My seven year-old came downstairs last night in tears, so upset she could hardly tell me what was wrong. It finally came out that she was crying because of the death three years ago of a family friend. We had visited this dear woman several times during the time that we were living near her, and spending time with her clearly left an impression. I’m so glad my children got to know her and love her, and I’m so thankful that the relationship touched my daughter so deeply. But the experience brought sadness, too. The sorrow my daughter felt stemmed from all sorts of things: the loss of a relationship, the awareness of the passage of time, the inevitability of death. I’m not sure happiness knows about these things. Joy does. Joy lives in the midst of them and overcomes them. Happiness skims the surface of life. Joy knows the deeper things and is glad to have them, even when having them brings sorrow.

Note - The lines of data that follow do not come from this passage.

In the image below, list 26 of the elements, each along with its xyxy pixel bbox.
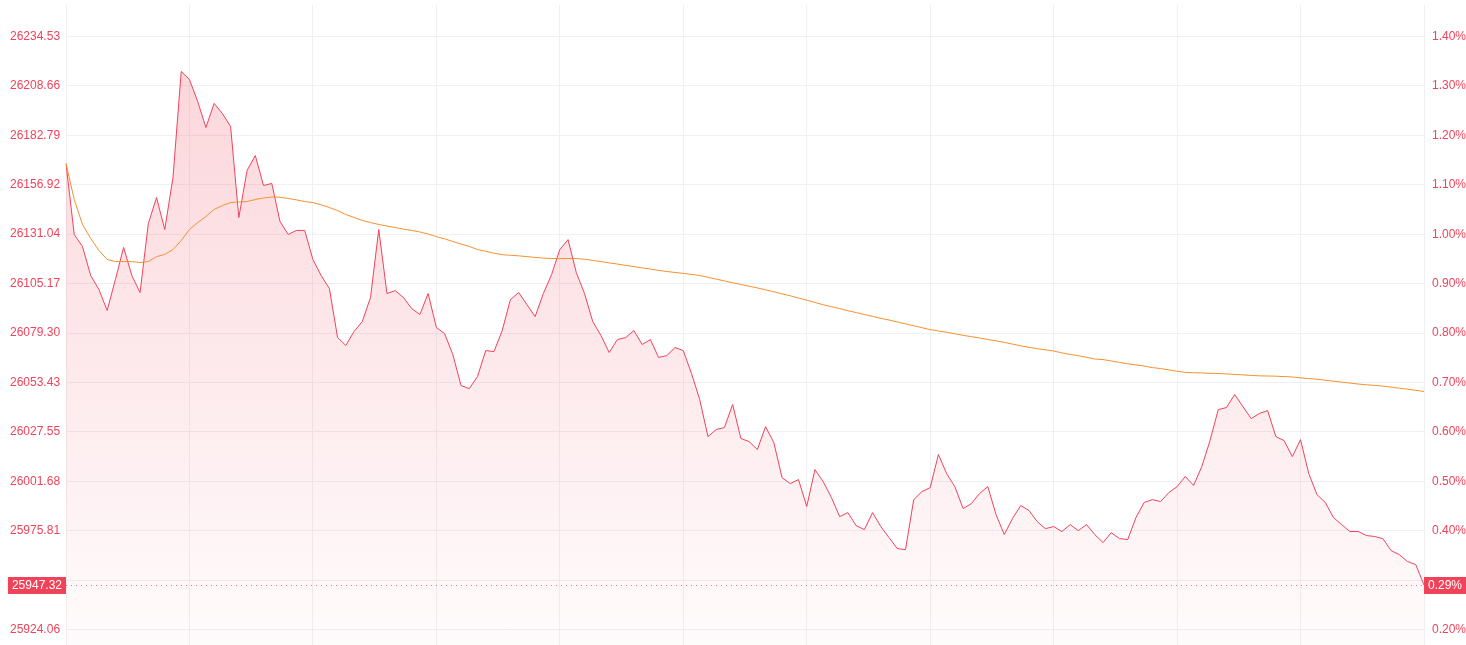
y2-tick-label: 0.40% [1432, 523, 1466, 538]
y2-tick-label: 1.30% [1432, 78, 1466, 93]
y-tick-label: 26079.30 [10, 325, 61, 340]
y2-tick-label: 0.20% [1432, 621, 1466, 636]
y-tick-label: 26053.43 [10, 374, 61, 389]
y2-tick-label: 1.40% [1432, 28, 1466, 43]
annotation: 0.29% [1428, 578, 1463, 593]
y-tick-label: 26234.53 [10, 28, 61, 43]
y-tick-label: 25924.06 [10, 621, 61, 636]
y-tick-label: 26027.55 [10, 424, 61, 439]
y2-tick-label: 0.60% [1432, 424, 1466, 439]
y2-tick-label: 0.90% [1432, 276, 1466, 291]
y-tick-label: 26131.04 [10, 226, 61, 241]
y2-tick-label: 0.70% [1432, 374, 1466, 389]
y2-tick-label: 0.80% [1432, 325, 1466, 340]
y2-tick-label: 0.50% [1432, 473, 1466, 488]
y2-tick-label: 1.10% [1432, 177, 1466, 192]
y-tick-label: 26182.79 [10, 127, 61, 142]
y-tick-label: 26208.66 [10, 78, 61, 93]
y2-tick-label: 1.00% [1432, 226, 1466, 241]
ref-line-label: 25947.32 [11, 578, 63, 593]
y-tick-label: 26105.17 [10, 275, 61, 290]
y-tick-label: 26001.68 [10, 473, 61, 488]
y2-tick-label: 1.20% [1432, 127, 1466, 142]
y-tick-label: 25975.81 [10, 523, 61, 538]
y-tick-label: 26156.92 [10, 177, 61, 192]
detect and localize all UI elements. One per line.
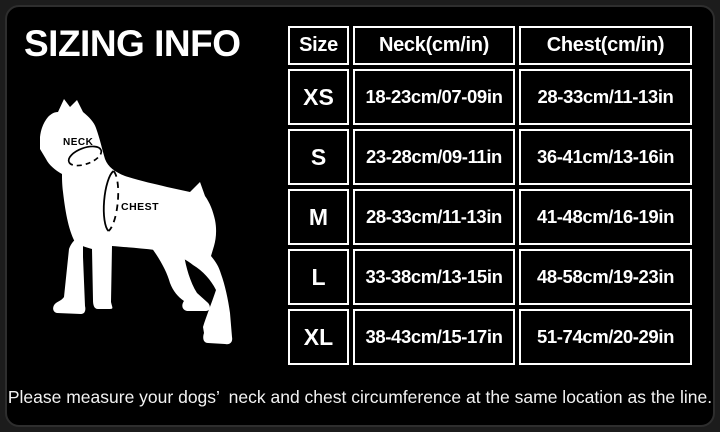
row-xs-chest: 28-33cm/11-13in: [519, 69, 692, 125]
row-xl-size: XL: [288, 309, 349, 365]
page-title: SIZING INFO: [24, 23, 241, 64]
dog-front-leg-shape: [53, 235, 86, 314]
row-xl-chest: 51-74cm/20-29in: [519, 309, 692, 365]
row-xs-size: XS: [288, 69, 349, 125]
dog-silhouette-icon: NECK CHEST: [40, 99, 233, 345]
row-s-chest: 36-41cm/13-16in: [519, 129, 692, 185]
dog-rear-leg-shape: [151, 247, 210, 311]
row-l-neck: 33-38cm/13-15in: [353, 249, 515, 305]
row-m-size: M: [288, 189, 349, 245]
size-table: Size Neck(cm/in) Chest(cm/in) XS 18-23cm…: [288, 26, 692, 365]
header-chest: Chest(cm/in): [519, 26, 692, 65]
neck-measurement-line: [67, 145, 103, 167]
row-xs-neck: 18-23cm/07-09in: [353, 69, 515, 125]
dog-body-shape: [40, 99, 233, 345]
dog-illustration: NECK CHEST: [35, 97, 240, 349]
sizing-panel: SIZING INFO NECK CH: [5, 5, 715, 427]
header-size: Size: [288, 26, 349, 65]
chest-label: CHEST: [121, 201, 159, 213]
chest-measurement-line: [102, 170, 120, 232]
row-m-neck: 28-33cm/11-13in: [353, 189, 515, 245]
measurement-note: Please measure your dogs’ neck and chest…: [7, 387, 713, 407]
neck-label: NECK: [63, 137, 94, 148]
row-s-neck: 23-28cm/09-11in: [353, 129, 515, 185]
header-neck: Neck(cm/in): [353, 26, 515, 65]
row-s-size: S: [288, 129, 349, 185]
row-l-chest: 48-58cm/19-23in: [519, 249, 692, 305]
row-xl-neck: 38-43cm/15-17in: [353, 309, 515, 365]
row-l-size: L: [288, 249, 349, 305]
row-m-chest: 41-48cm/16-19in: [519, 189, 692, 245]
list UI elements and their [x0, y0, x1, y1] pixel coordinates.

One last beautiful bit from Beyond Words: Mystical Fancy in Children's Literature by James E. Higgins:
Writers like Macdonald, Hudson, Saint-Exupéry, Tolkien, Lewis, and others are men stunned by the awesome beauty of the universe, and yet they are forever in their stories trying to capture hints of this magic wonder. They are men alone, separated as they are from their fellows by their knowledge of how little they really know. They are men with strong appetites for the wonderful. They are sad men, too, knowing as they do, how difficult it is to satisfy the appetites of the heart. The sadness that pervades their books is the joyful sadness of mortal men reaching for the immortal.
And later:
The child himself undoubtedly will never be aware of the part that such stories may play in the process of his education. And yet, perhaps while reading Hamlet in later years, or upon seeing it performed, some distant echo will help him to know exactly what the Prince means when he says to his friend:
There are more things in heaven and earth, Horatio, Than are dreamt of in your philosophy.